County-level arsenic summaries can link to existing county-scale health databases and population statistics. Unfortunately, the boundaries of counties and other sociopolitical mapping units don’t necessarily fit natural phenomena or available data. Groundwater flow systems don’t stop at county boundaries. Counties also vary in size and shape. Five water samples may tell something about a 350-square-mile county in the Northeast, but be inadequate for a 20,000-square-mile county in the West: the data densities are unequal. For example, Fig. 1 shows relatively sparse data in areas E (central Nevada) and F (Alaska, not shown to scale); but any statistic computed from those few data points gets applied to an enormous area in Fig. 2 due to the huge size of counties in these states. Computing proportions is helpful, but to compare regions of such unequal sizes remains difficult.
One way to solve the problem of varying region sizes is to impose an equal-area grid on the data. Grids can be many shapes. Fig. 3 uses equal-area hexagons 100 kilometers across – the median size of a U.S. county. Like Fig. 2, the 75th percentile of arsenic concentration was computed only for hexagons with a minimum data density of five wells per hexagon. To improve on Fig. 2, Fig. 3 shows a moving 75th percentile that has been “smoothed” across hexagon boundaries based on neighboring values. Using equal-area hexagons makes the data densities more comparable among regions, and the smoothing prevents the artificial “jumps” in concentration that occur between counties in Fig. 2.
[Figure 3 is a data-density-based map showing a moving 75th percentile of arsenic concentration, computed from the 31,000 samples shown in Fig. 1]

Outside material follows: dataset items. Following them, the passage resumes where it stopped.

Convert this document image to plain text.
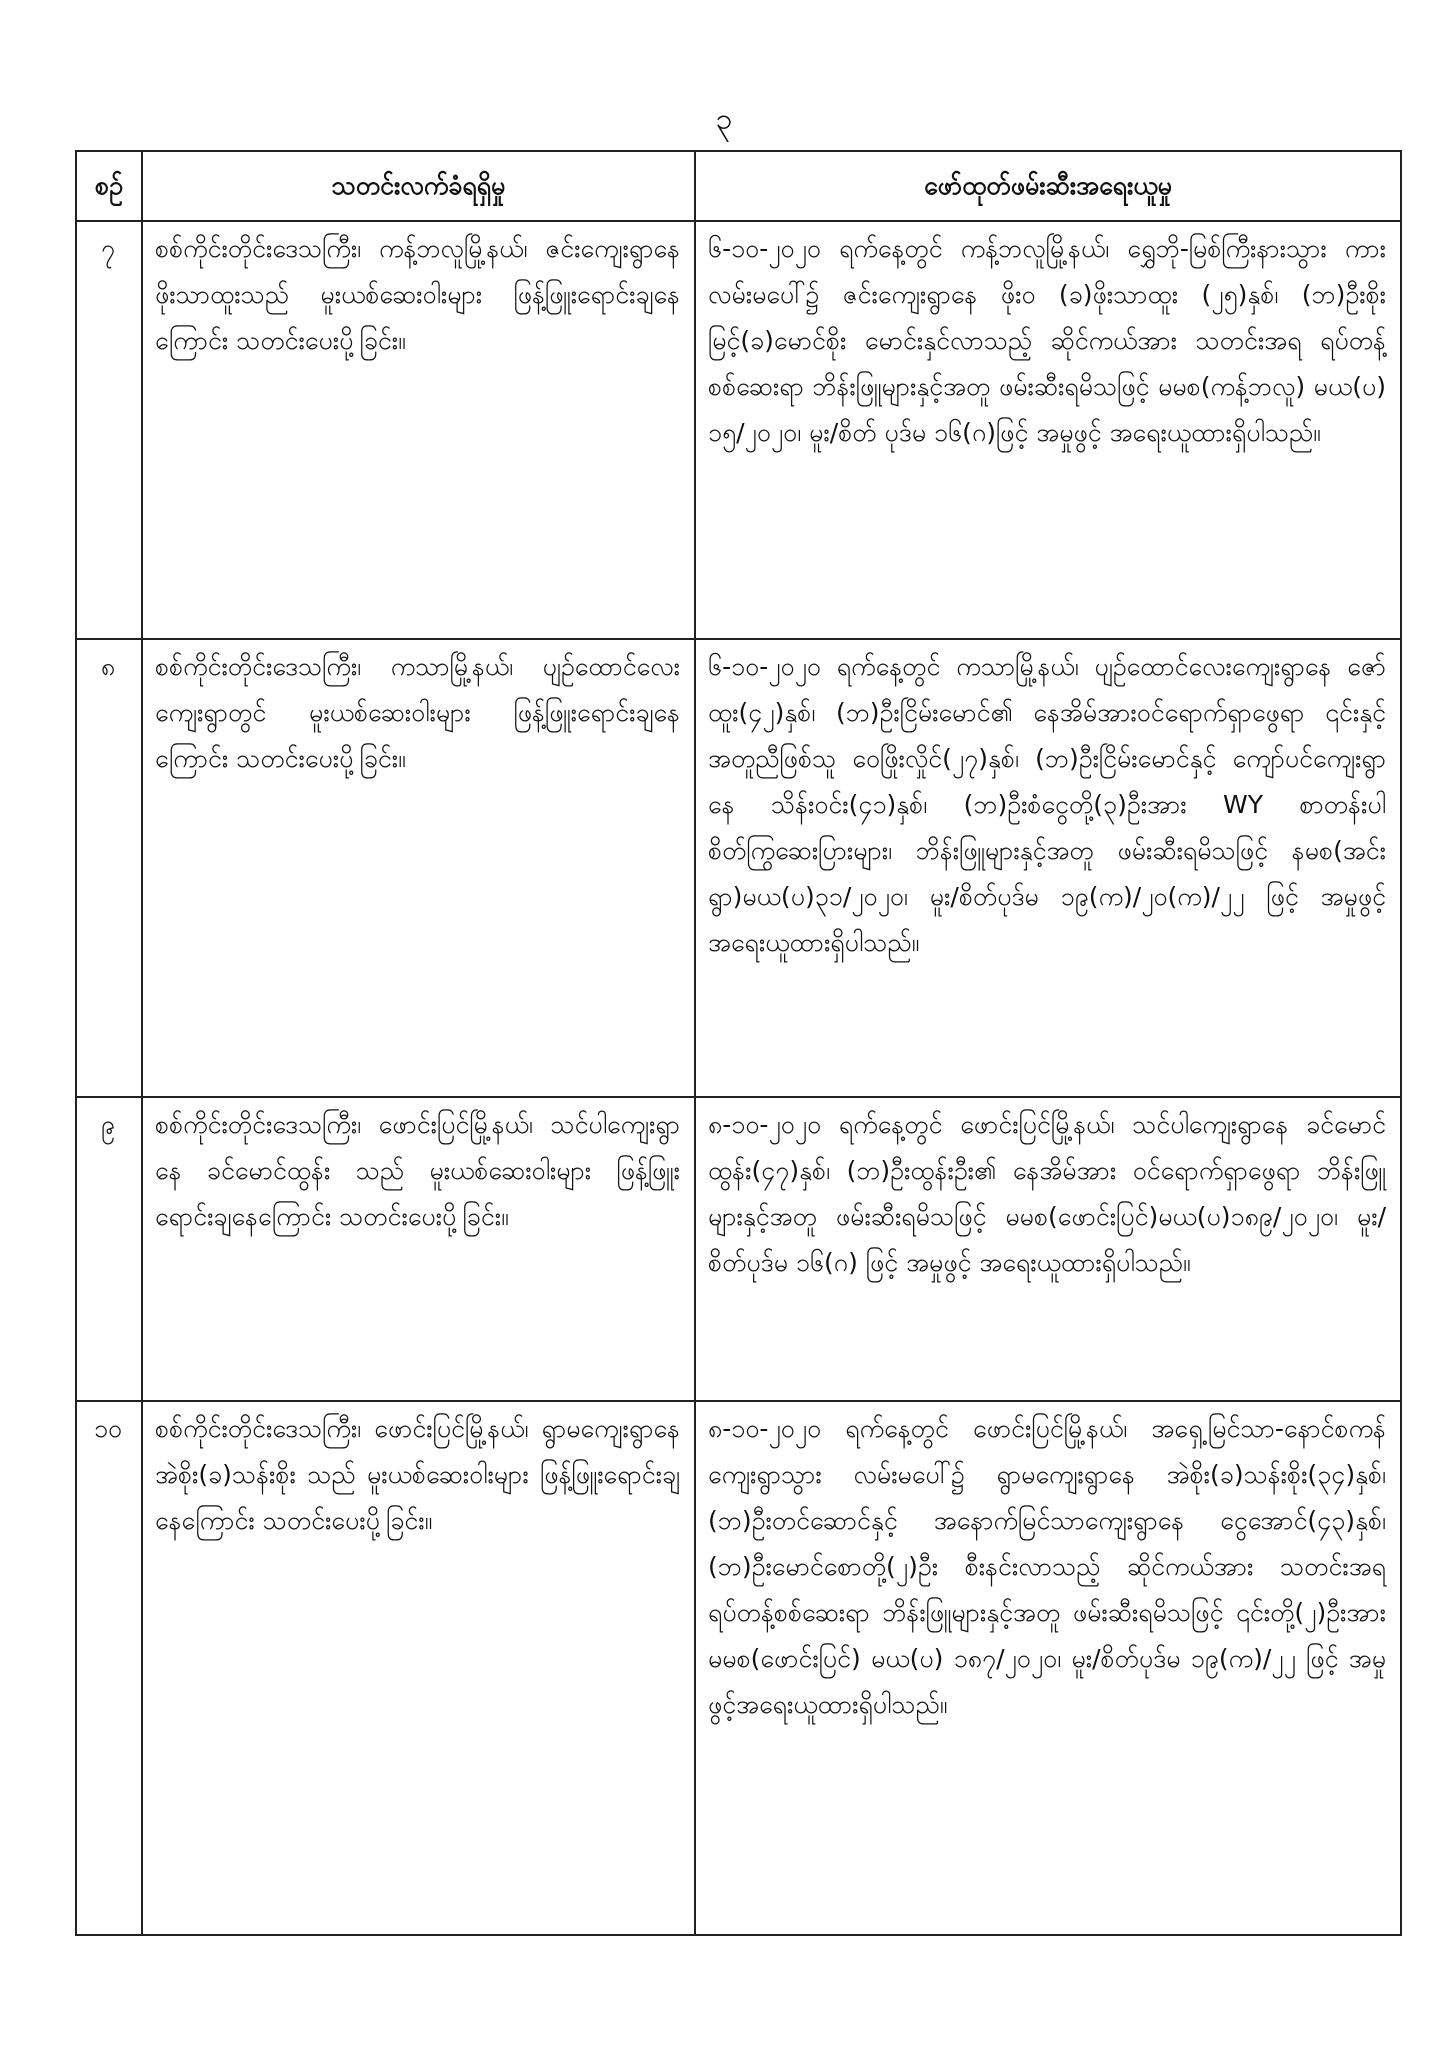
၃
စဉ်	သတင်းလက်ခံရရှိမှု	ဖော်ထုတ်ဖမ်းဆီးအရေးယူမှု
၇	စစ်ကိုင်းတိုင်းဒေသကြီး၊ ကန့်ဘလူမြို့နယ်၊ ဇင်းကျေးရွာနေ ဖိုးသာထူးသည် မူးယစ်ဆေးဝါးများ ဖြန့်ဖြူးရောင်းချနေကြောင်း သတင်းပေးပို့ခြင်း။	၆-၁၀-၂၀၂၀ ရက်နေ့တွင် ကန့်ဘလူမြို့နယ်၊ ရွှေဘို-မြစ်ကြီးနားသွား ကားလမ်းမပေါ်၌ ဇင်းကျေးရွာနေ ဖိုးဝ (ခ)ဖိုးသာထူး (၂၅)နှစ်၊ (ဘ)ဦးစိုးမြင့်(ခ)မောင်စိုး မောင်းနှင်လာသည့် ဆိုင်ကယ်အား သတင်းအရ ရပ်တန့်စစ်ဆေးရာ ဘိန်းဖြူများနှင့်အတူ ဖမ်းဆီးရမိသဖြင့် မမစ(ကန့်ဘလူ) မယ(ပ) ၁၅/၂၀၂၀၊ မူး/စိတ် ပုဒ်မ ၁၆(ဂ)ဖြင့် အမှုဖွင့် အရေးယူထားရှိပါသည်။
၈	စစ်ကိုင်းတိုင်းဒေသကြီး၊ ကသာမြို့နယ်၊ ပျဉ်ထောင်လေးကျေးရွာတွင် မူးယစ်ဆေးဝါးများ ဖြန့်ဖြူးရောင်းချနေကြောင်း သတင်းပေးပို့ခြင်း။	၆-၁၀-၂၀၂၀ ရက်နေ့တွင် ကသာမြို့နယ်၊ ပျဉ်ထောင်လေးကျေးရွာနေ ဇော်ထူး(၄၂)နှစ်၊ (ဘ)ဦးငြိမ်းမောင်၏ နေအိမ်အားဝင်ရောက်ရှာဖွေရာ ၎င်းနှင့်အတူညီဖြစ်သူ ဝေဖြိုးလှိုင်(၂၇)နှစ်၊ (ဘ)ဦးငြိမ်းမောင်နှင့် ကျော်ပင်ကျေးရွာနေ သိန်းဝင်း(၄၁)နှစ်၊ (ဘ)ဦးစံငွေတို့(၃)ဦးအား WY စာတန်းပါ စိတ်ကြွဆေးပြားများ၊ ဘိန်းဖြူများနှင့်အတူ ဖမ်းဆီးရမိသဖြင့် နမစ(အင်းရွာ)မယ(ပ)၃၁/၂၀၂၀၊ မူး/စိတ်ပုဒ်မ ၁၉(က)/၂၀(က)/၂၂ ဖြင့် အမှုဖွင့် အရေးယူထားရှိပါသည်။
၉	စစ်ကိုင်းတိုင်းဒေသကြီး၊ ဖောင်းပြင်မြို့နယ်၊ သင်ပါကျေးရွာနေ ခင်မောင်ထွန်း သည် မူးယစ်ဆေးဝါးများ ဖြန့်ဖြူးရောင်းချနေကြောင်း သတင်းပေးပို့ခြင်း။	၈-၁၀-၂၀၂၀ ရက်နေ့တွင် ဖောင်းပြင်မြို့နယ်၊ သင်ပါကျေးရွာနေ ခင်မောင်ထွန်း(၄၇)နှစ်၊ (ဘ)ဦးထွန်းဦး၏ နေအိမ်အား ဝင်ရောက်ရှာဖွေရာ ဘိန်းဖြူများနှင့်အတူ ဖမ်းဆီးရမိသဖြင့် မမစ(ဖောင်းပြင်)မယ(ပ)၁၈၉/၂၀၂၀၊ မူး/စိတ်ပုဒ်မ ၁၆(ဂ) ဖြင့် အမှုဖွင့် အရေးယူထားရှိပါသည်။
၁၀	စစ်ကိုင်းတိုင်းဒေသကြီး၊ ဖောင်းပြင်မြို့နယ်၊ ရွာမကျေးရွာနေ အဲစိုး(ခ)သန်းစိုး သည် မူးယစ်ဆေးဝါးများ ဖြန့်ဖြူးရောင်းချနေကြောင်း သတင်းပေးပို့ခြင်း။	၈-၁၀-၂၀၂၀ ရက်နေ့တွင် ဖောင်းပြင်မြို့နယ်၊ အရှေ့မြင်သာ-နောင်စကန်ကျေးရွာသွား လမ်းမပေါ်၌ ရွာမကျေးရွာနေ အဲစိုး(ခ)သန်းစိုး(၃၄)နှစ်၊ (ဘ)ဦးတင်ဆောင်နှင့် အနောက်မြင်သာကျေးရွာနေ ငွေအောင်(၄၃)နှစ်၊ (ဘ)ဦးမောင်စောတို့(၂)ဦး စီးနင်းလာသည့် ဆိုင်ကယ်အား သတင်းအရရပ်တန့်စစ်ဆေးရာ ဘိန်းဖြူများနှင့်အတူ ဖမ်းဆီးရမိသဖြင့် ၎င်းတို့(၂)ဦးအား မမစ(ဖောင်းပြင်) မယ(ပ) ၁၈၇/၂၀၂၀၊ မူး/စိတ်ပုဒ်မ ၁၉(က)/၂၂ ဖြင့် အမှုဖွင့်အရေးယူထားရှိပါသည်။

Examining each area’s appearance on all three figures, Fig. 3 answers such questions as, “Where in the country might at least 25 percent of wells have high arsenic?” more precisely than would Fig. 1 or 2. However, improving the mapping technique to better fit the question comes with an important trade-off. In discarding county boundaries, some functionality is lost: Fig. 3 is more difficult to directly relate to county-based population and health statistics than is Fig. 2.
No single, perfect map
Any single map that attempts to summarize an entire national data set is necessarily a limited view. Each arsenic map the USGS released last year provides a big-picture view, but a closer look at any smaller geographic area quickly finds exceptions to national patterns. Areas of southern California have high arsenic in groundwater, but the city of Los Angeles relies primarily on surface water. In Minnesota, the data set includes arsenic measurements from many different aquifer systems, and this map ignores these differences. In New England, most of the arsenic data shown are from bedrock aquifers used by private wells. This dataset does not account for glacial aquifers used by public water supplies.
National-scale maps serve an educational purpose and stimulate discussion, but are not well suited to local planning. As with many generalizations, these maps are better at starting debates than ending them.